The Canadian Airborne Regiment is disbanded in the midst of public outcries over hazing. The East is embroiled in fishing disputes. The provincial government of Newfoundland takes control of its schools from the church. Premier Jacques Parizeau explains the narrow failure of a Québec sovereignty referendum with some ill-advised remarks regarding non-francophones; he is soon replaced by Lucien Bouchard. The Québec Cree and Inuit peoples hold their own referenda and reject separation from Canada. Alexa McDonough is elected leader of the federal NDP (Oct.) An intruder breaks into the Prime Minister's residence (Nov.).
Huge spending cuts are initiated in most provinces. A major land-claim agreement is made with the Nisg'a of B.C. The two-dollar coin is unveiled (Feb.). Mike Harcourt, plagued by allegations that fundraisers diverted charity funds to the NDP, is succeeded by Glen Clark as Premier of B.C. The Somalia inquiry is underway. Federal legislation attempts to ban discrimination against homosexuals. The Chicoutimi region of Québec is hit by major flooding. A major international AIDS conference is held in Vancouver (July).
A thirteen kilometre bridge connecting Prince Edward Island to the mainland is opened. Massive flooding approaches Winnipeg (May). Disputes over salmon fishing lead to tension between the U.S. and Canada in the Pacific Northwest. Ontario teachers stage a huge walkout to protest unpopular policies of the Mike Harris government. A murder in Victoria draws attention to growing violence among teenaged girls (Nov.). The Supreme Court rules that natives' oral history is legitimate in making land claims in B.C. (Dec.).

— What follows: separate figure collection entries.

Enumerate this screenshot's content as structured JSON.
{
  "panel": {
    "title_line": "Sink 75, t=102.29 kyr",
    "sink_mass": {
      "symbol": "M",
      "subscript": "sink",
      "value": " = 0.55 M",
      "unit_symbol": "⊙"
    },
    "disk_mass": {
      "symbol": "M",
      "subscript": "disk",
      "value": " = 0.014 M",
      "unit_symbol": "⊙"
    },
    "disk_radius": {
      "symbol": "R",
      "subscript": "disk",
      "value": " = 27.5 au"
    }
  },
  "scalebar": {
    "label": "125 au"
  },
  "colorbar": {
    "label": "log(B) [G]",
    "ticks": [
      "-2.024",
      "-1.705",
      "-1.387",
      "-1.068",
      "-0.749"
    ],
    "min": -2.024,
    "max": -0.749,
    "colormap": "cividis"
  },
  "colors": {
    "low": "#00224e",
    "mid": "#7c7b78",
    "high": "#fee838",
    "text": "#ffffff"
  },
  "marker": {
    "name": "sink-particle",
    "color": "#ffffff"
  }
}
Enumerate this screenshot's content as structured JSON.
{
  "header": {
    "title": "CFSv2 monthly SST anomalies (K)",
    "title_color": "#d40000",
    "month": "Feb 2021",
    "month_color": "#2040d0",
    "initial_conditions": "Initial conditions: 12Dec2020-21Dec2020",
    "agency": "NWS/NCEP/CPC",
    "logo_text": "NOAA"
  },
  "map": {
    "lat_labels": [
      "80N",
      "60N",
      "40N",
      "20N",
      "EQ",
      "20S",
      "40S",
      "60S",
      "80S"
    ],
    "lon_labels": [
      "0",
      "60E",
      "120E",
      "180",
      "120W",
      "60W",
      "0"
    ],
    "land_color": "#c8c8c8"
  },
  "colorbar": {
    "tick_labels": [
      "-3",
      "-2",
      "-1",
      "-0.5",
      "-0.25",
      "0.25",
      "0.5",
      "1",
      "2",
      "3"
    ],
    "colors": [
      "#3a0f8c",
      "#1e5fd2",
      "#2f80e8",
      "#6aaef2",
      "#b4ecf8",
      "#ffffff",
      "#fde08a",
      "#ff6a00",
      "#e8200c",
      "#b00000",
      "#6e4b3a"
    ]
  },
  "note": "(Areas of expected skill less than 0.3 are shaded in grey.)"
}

A powerful ice storm paralyzes huge portions of Québec and Ontario. The federal government issues a formal apology to native peoples for past injustices like the residential school system (Jan.). Native loggers protest restrictions in the forests of New Brunswick (Apr.). Controversy surrounds the Nisga'a treaty, including some measure of self-government. A Human Rights Tribunal concludes that the Public Service Alliance of Canada has a right to call for pay equity (Jul.). The value of the Canadian dollar declines precipitously (Aug.). A Swissair MD-11 crashes into the sea off Peggy's Cove, N.S., killing 229 people (Sep.).
Several successive waves of illegal immigrants arrive on the shores of B.C. (Aug.) In the B.C. interior, native peoples log in defiance of government authorities; on the east coast, native peoples fish in defiance of government authorities (Sep.).
Controversy rages about financial mismanagement of billions of dollars of public grants (Feb.).